The airline created the daily overnight service in 1996, using Vancouver as a technical stop between Hong Kong and New York, two of the world’s largest financial centres. So-called fifth freedom rights allowed the airline to pick up passengers in Vancouver and drop them at New York’s John F. Kennedy airport.
New aircraft technology is allowing the Hong Kong-based airline to fly farther afield, eliminating the need for technical stops.
Cathay Pacific’s vice-president for the Americas told The Points Guy that the route has been losing money for several years.
“It’s not bittersweet, it’s bitter,” Philip Lacamp told the publication, adding the flight attracted a niche following.
In its summer schedule, Cathay will drop three weekly rotations between Vancouver and Hong Kong, scaling back to double-daily service. However, Lacamp said the number of seats would remain roughly the same because the airline will deploy high-density Boeing 777-300s with 10-abreast seating on the route, replacing a mix of 777 and Airbus A350 aircraft.
Air Canada uses the 777 between Hong Kong and its Vancouver hub, seating as many as 450 people on a flight.

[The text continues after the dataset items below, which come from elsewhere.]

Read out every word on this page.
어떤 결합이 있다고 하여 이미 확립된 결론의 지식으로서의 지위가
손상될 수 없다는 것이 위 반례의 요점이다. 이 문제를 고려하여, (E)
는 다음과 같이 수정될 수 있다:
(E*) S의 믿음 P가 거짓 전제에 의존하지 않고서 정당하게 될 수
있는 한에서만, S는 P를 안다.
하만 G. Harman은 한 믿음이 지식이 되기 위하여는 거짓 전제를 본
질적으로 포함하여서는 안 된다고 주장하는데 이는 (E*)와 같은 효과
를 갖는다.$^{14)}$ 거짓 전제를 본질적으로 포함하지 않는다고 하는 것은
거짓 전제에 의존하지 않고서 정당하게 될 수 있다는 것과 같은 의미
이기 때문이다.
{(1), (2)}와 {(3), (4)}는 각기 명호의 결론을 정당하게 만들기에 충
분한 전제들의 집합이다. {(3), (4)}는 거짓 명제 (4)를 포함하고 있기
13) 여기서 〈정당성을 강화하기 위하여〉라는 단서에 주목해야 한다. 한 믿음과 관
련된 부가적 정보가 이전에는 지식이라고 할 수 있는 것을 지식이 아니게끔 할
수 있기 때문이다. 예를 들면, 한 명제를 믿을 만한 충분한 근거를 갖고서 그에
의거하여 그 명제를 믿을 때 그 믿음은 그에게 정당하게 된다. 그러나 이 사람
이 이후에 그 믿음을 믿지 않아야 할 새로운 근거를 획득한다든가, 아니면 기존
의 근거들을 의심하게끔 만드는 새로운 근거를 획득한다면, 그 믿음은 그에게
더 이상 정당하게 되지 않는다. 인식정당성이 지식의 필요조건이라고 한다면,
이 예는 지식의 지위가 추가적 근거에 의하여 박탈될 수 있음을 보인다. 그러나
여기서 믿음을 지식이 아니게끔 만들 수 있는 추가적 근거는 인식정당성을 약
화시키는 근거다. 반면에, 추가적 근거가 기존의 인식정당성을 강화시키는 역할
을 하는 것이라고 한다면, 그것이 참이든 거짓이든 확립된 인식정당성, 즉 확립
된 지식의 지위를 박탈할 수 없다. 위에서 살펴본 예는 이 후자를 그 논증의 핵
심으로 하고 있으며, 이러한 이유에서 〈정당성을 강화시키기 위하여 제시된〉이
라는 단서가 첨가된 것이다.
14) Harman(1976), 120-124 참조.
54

Airlines have reported declining traffic across the Pacific, as trade and political tensions reduce commerce between China and North America. Vancouver handled almost 430,000 passengers to Asia-Pacific destinations in July, a slight decrease from July 2018. While the numbers have barely changed, it is significant in that it follows years of massive growth at the airport to destinations across the Pacific.